Curated Writings: On writing sentences

From the little I have written on the Web, I can relate to a writer's travails. The excruciating pains of labour in constructing a sentence that stammers to sound right. The inconsolable pain at staring the blank white screen endlessly. Vikram Chandra, in his part non-fiction, part memoir, "Mirrored Mind", captures the essence beautifully.   

"Writing sentences felt like construction, and, also, simultaneously, a steady, slow excavation. You put each word in place, brick upon brick, with a shimmery sense of what the whole edifice would look like, the shape of the final thing. But each phrase was also a digging inward, an uncovering. You tunneled, dug, dug, On good days, you emerged from your labours tired but happy. On bad days you were left quivery, stupefied. There was risk and danger involved in this work. You always got strung out, ground down, strained thin. Ended up a little sad, maybe a little mad. Not a way to spend life."

1 comment:

Emeri Gent [Em] said...

The ultimate tragedy of authorship is in the discriminate cultural factor of who is remembered for their writing and who is forgotten. For any given writer, a glimmer for immortality is not a good way to spend a life, but a writer who is in flow - it is a most splendid practice.

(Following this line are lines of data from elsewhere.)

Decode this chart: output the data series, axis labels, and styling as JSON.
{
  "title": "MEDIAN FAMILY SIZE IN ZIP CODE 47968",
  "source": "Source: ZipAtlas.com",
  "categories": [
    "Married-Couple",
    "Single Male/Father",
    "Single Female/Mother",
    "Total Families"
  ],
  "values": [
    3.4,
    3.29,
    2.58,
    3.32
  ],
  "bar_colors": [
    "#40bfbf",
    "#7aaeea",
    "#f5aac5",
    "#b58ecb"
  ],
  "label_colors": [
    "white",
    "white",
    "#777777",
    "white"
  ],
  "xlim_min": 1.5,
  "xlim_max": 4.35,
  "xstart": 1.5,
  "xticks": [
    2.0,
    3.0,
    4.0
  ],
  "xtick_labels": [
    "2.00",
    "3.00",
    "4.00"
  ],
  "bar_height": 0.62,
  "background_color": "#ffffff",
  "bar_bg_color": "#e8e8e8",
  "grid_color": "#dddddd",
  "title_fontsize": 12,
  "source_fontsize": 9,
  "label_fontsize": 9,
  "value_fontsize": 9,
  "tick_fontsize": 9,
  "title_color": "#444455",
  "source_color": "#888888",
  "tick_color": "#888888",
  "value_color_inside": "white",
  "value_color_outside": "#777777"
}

I have not heard of Vikram Chandra, but I have browsed through a book of his called Geek Sublime

Geek Sublime - Vikram Chandra

Ernest Hemingway definitely fits the Chandra passage, and Hemingway was one of a kind - so was Jorge Luis Borges another kind, and both of these giants of literature shaped their authorship to the essence of their being. Jack Kerouac was yet another type of writer, and again the essence of who this man was came out in his writing.

These are the writers who will be remembered but they are in small in number in the vast majority of writers who are lost to history. Loss is the standard accompanied aspect of a writer, even great novels consist of the novel that got published and the two thrown away that gave rise to the novel. Great writers always do more pruning of their work than the one given birth through the act of publishing.

In a global sense we don't just lose writers, we lose languages and whole cultures, extinction is an evolutionary part of culture as well. What I have seen of Chandra's writing he is an interesting fellow. Far more interesting than his namesake who is the CEO of NDTV - pity then that he does not utilize Twitter unlike his namesake VC.

Love is a good starting point for any writer. Unrequited love is a painful form of love, but any author who becomes agape in their writing, then that is the life. This turns writing into a flow experience rather than an immortalizing one. When any writer is immortalized that is when her or his life has become a property of the masses. For the rest of us, the good news is that flow does exist - and writing can become a part of that very thing we refer to as life.